●SAVING TABOO 27●







あれから三ヶ月後―――夫が亡くなった






最後の三ヶ月間は偽りのない幸せで、本当に楽しかった。

もちろん父親の死に、洋人の落ち込みようは半端じゃなかったけど。



「代わりにオレをパパだと思っていいからな」



進藤のこの一言が洋人を救った気がする。

そしてお腹の中の新しい命。

もうすぐ生まれてくる弟か妹が楽しみで仕方ないみたい。











「離婚…しないでね。あかりさんと…」

「なんで?」

「僕らはキミがいなくても大丈夫。でもあかりさんや彼女の子供達にはキミは必要だから」

「でもオレにはオマエは必要だぜ?」

「…ありがとう」



あの22の春のこと…キミはまだ覚えてる?


――もしキミが止めてくれていたら、僕は結婚しなかったと思う――


何度もチャンスはあげてたよね?

それでも口にしなかったのはキミのプライドかな?

でも僕はそんなプライドより、僕を取ってほしかった。

なぜだか分かる?




キミが……好きだったから…――














「あかりにも…全部話していい?あいつにも選択肢をやりたいし…」

「…いいよ」










後日――あかりさんが僕の家にやってきた。


泣き腫らした目。

信じてたのに…ていう顔。




「私…ヒカルと離婚する」

「え…?」

「なんかもう……疲れた。ヒカルはいつまで経っても塔矢さん塔矢さんだし…」


彼女の目からまた涙が溢れてきた――


「最近一緒にいるのが辛いの…。
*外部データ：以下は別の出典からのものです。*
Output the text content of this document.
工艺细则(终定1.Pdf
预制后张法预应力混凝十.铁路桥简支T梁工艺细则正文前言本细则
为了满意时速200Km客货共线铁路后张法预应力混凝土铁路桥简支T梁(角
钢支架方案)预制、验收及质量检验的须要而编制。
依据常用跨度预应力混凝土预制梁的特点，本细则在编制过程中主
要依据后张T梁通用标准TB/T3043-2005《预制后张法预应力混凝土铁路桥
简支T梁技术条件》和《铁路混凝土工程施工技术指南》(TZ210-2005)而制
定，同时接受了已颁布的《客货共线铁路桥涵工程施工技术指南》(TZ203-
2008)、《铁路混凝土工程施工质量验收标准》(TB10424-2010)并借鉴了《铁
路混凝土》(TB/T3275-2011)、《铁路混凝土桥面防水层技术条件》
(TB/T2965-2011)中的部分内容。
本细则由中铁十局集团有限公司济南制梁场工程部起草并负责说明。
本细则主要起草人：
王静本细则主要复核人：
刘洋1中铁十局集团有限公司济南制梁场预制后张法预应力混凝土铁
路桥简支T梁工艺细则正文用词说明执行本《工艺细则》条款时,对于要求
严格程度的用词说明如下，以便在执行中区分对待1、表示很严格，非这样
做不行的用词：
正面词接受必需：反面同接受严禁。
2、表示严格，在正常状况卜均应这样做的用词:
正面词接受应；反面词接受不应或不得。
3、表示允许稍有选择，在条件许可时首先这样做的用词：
結局私は塔矢さんの代わりになれなかったわけだし、無理してまでこれ以上一緒にいてほしくない」

「あかりさん…」

「塔矢さんも、いい加減自分に正直になったら?ずるいよ……ヒカルが可哀相…」


涙を拭った彼女は何だか吹っ切れた顔。


「よく考えたら私まだ30代だし、そろそろ専業主婦も飽きたし、外でもっといい男でも見つけよっかな」

「いっぱいいると思うよ」

「だよねー!よーし、今度は私だけを好きになってくれる人を探そっと!」


意外に前向きな彼女。

前向きだから…今まであんな進藤と一緒にいれたんだと思う。

ごめんね。


ありがとう―――















それから数カ月後―――進藤の離婚が世間に知られることになる。

子供も全員彼女が引き取って、進藤は一人ぼっちになった。




「寂しい?」

「んー…まぁな。静か過ぎてちょっと落ち着かねぇかも…」

「引越ししないの?」

「オマエの家に?」

「うん」

「え…」


即答した僕に、進藤は目を丸くして顔を上げてくる。


「いいの…か?」

「キミがいいなら…」

「塔矢」

「なに?」

「プロポーズ…してもいい?」

「出来たら早くお願いしたいかな。これ以上大きくなるとドレスが不格好だし…」

「塔矢〜っ!!」



抱きしめてきた彼は何度も何度もキスして――耳元で囁く。

本当なら、13年前に言って欲しかったこの一言。